Ferroelectric-enhanced Photoelectrochemical Water Splitting: A Review of Recent Progress on the Mechanism

Abstract

Photoelectrochemical (PEC) water splitting is a top green tech for renewable energy, turning solar power into storable hydrogen. The efficiency of PEC water splitting is constrained by charge separation and surface reactions. While traditional material modifications like heterojunction design and defect regulation have enhanced efficiency, they are limited by material properties. The ferroelectric material provides a novel strategy to address these limitations in PEC water splitting. Ferroelectric materials, with their spontaneous polarization, can enhance charge separation and regulate surface reactions in PEC water splitting via internal electric fields. This paper summarizes the mechanism of ferroelectric polarization and its role in PEC, especially how ferroelectric polarization promotes bulk charge separation and surface reactions. It also reviews the research progress made in recent years regarding the enhancement of PEC performance through ferroelectric polarization.
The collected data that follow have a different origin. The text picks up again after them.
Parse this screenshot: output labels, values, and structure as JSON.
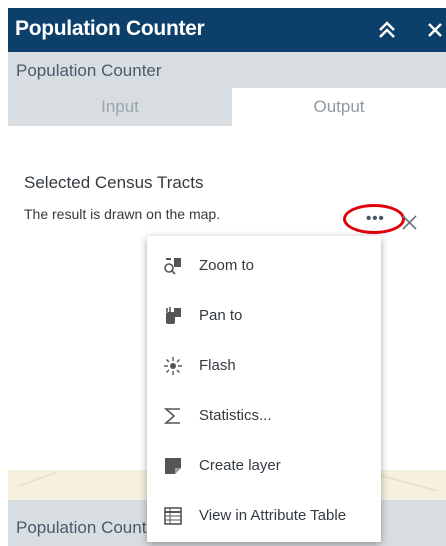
{
  "window": {
    "title": "Population Counter",
    "collapse_icon": "double-chevron-up-icon",
    "close_icon": "close-icon"
  },
  "subheader": {
    "label": "Population Counter"
  },
  "tabs": [
    {
      "label": "Input",
      "active": false
    },
    {
      "label": "Output",
      "active": true
    }
  ],
  "output": {
    "section_title": "Selected Census Tracts",
    "result_text": "The result is drawn on the map.",
    "more_button_label": "•••",
    "remove_icon": "close-icon"
  },
  "footer": {
    "label": "Population Counter"
  },
  "context_menu": {
    "items": [
      {
        "label": "Zoom to",
        "icon": "zoom-to-icon"
      },
      {
        "label": "Pan to",
        "icon": "pan-to-icon"
      },
      {
        "label": "Flash",
        "icon": "flash-icon"
      },
      {
        "label": "Statistics...",
        "icon": "sigma-icon"
      },
      {
        "label": "Create layer",
        "icon": "layer-icon"
      },
      {
        "label": "View in Attribute Table",
        "icon": "table-icon"
      }
    ]
  },
  "colors": {
    "titlebar": "#0d3f6b",
    "panel": "#d8dde2",
    "highlight_ring": "#e0000b"
  }
}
This includes applications in two main aspects: charge separation, which involves pure ferroelectrics, ferroelectric-semiconductor heterojunctions, and ferroelectric-plasmonic structures; and surface reactions, which cover electronic structure modification, pH regulation, and nanostructures. Studies have shown that ferroelectric polarization can significantly improve the charge separation efficiency and optimize the surface reaction kinetics by regulating the interfacial energy band structure. Finally, the future development of this promising research field is prospected.